Perbedaan antara transkriptom dan perakitan genom
Tidak seperti tingkat cakupan urutan genom, yang bervariasi secara acak dengan konten berulang dalam DNA non-pengodean, tingkat cakupan urutan transkriptom dapat secara langsung mencerminkan tingkat ekspresi gen. Urutan berulang ini juga menciptakan ambiguitas dalam perakitan genom, sementara ambiguitas dalam perakitan transkriptom sering kali berhubungan dengan varian sambatan atau perubahan kecil antara anggota keluarga gen. Ada beberapa alasan mengapa perakit genom tidak dapat digunakan secara langsung untuk perakitan transkriptom. Pertama, kedalaman pengurutan genom biasanya konsisten di seluruh genom, tetapi kedalaman transkrip dapat bervariasi. Kedua, kedua untai dalam gPengurutan enom selalu diurutkan, sedangkan RNA-seq dapat bersifat spesifik untai. Pada akhirnya, perakitan transkrip lebih menantang karena varian transkrip dari gen yang sama dapat berbagi ekson dan sulit untuk dipisahkan dengan jelas.Metodologi
RNA-seqSetelah RNA diekstraksi dan dimurnikan dari sel, RNA dikirim ke fasilitas pengurutan berthroughput tinggi tempat RNA pertama kali ditranskripsi balik untuk membuat pustaka cDNA. CDNA ini kemudian dapat difragmentasi menjadi berbagai panjang tergantung pada platform pengurutan yang digunakan. Berbagai platform berikut menggunakan berbagai jenis teknologi untuk mengurutkan jutaan bacaan pendek, termasuk pengurutan 454, Illumina, dan SOLiD.
Algoritma Perakitan
Bacaan urutan cDNA yang dihasilkan di atas akan dirakit menjadi transkrip melalui program perakitan transkrip bacaan pendek. Sering kali beberapa variasi asam amino dapat dideteksi, yang mungkin mencerminkan varian protein yang berbeda atau mungkin mewakili gen yang berbeda dalam keluarga gen yang sama atau bahkan gen yang hanya berbagi domain yang dilestarikan. Sementara program-program ini umumnya berhasil dalam merakit genom, mereka menghadapi tantangan unik dalam perakitan transkriptom. Tidak seperti cakupan urutan tinggi untuk genom, untuk transkriptom, cakupan urutan tinggi mungkin menyiratkan urutan yang melimpah daripada berulang. Selain itu, pengurutan transkriptom dapat bersifat khusus untai, dalam hal ini transkrip sense dan antisense hadir. Pada akhirnya, merekonstruksi dan membedah semua varian sambatan mungkin terbukti sulit.
Catatan Fungsional
Anotasi fungsional dari transkrip yang dirakit memberikan wawasan tentang fungsi molekuler tertentu dari protein putatif, komponen seluler, dan proses biologis. Blast2GO (B2G) dapat membuat anotasi data urutan yang belum memiliki anotasi GO dengan menyelaraskan fragmen kontig yang dirakit dengan basis data protein non-redundan NCBI. Ini adalah alat yang sering digunakan dalam studi genomik fungsional spesies nonmodel.

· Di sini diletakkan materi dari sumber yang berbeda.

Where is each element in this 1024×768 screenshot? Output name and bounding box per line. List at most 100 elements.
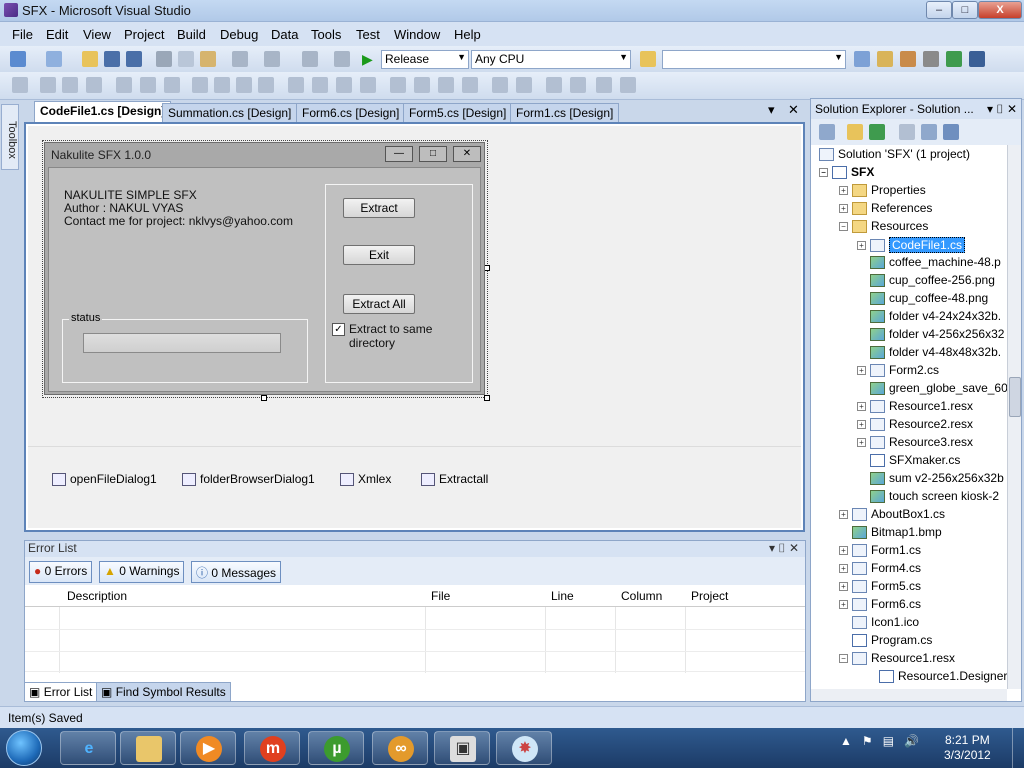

Validasi dan kontrol kualitas
Karena genom referensi yang baik jarang tersedia, kualitas perakitan komputasional dapat divalidasi dengan membandingkan urutan yang dirakit dengan pembacaan yang digunakan untuk menghasilkannya (tanpa referensi) atau dengan menyelaraskan urutan domain gen yang dilestarikan dengan transkriptom atau genom spesies yang berkerabat dekat (berdasarkan referensi). Alat seperti Transrate dan DETONATE melakukan analisis statistik melalui metode ini untuk menilai kualitas perakitan.
Dalam bidang penelitian genomik yang berkembang pesat ini, perakitan transkriptom tidak diragukan lagi merupakan salah satu alat inti untuk memahami keanekaragaman hayati. Dengan keanekaragaman hayati yang begitu kaya, bagaimana kita dapat menerapkan temuan ini pada upaya bioteknologi dan konservasi di masa mendatang?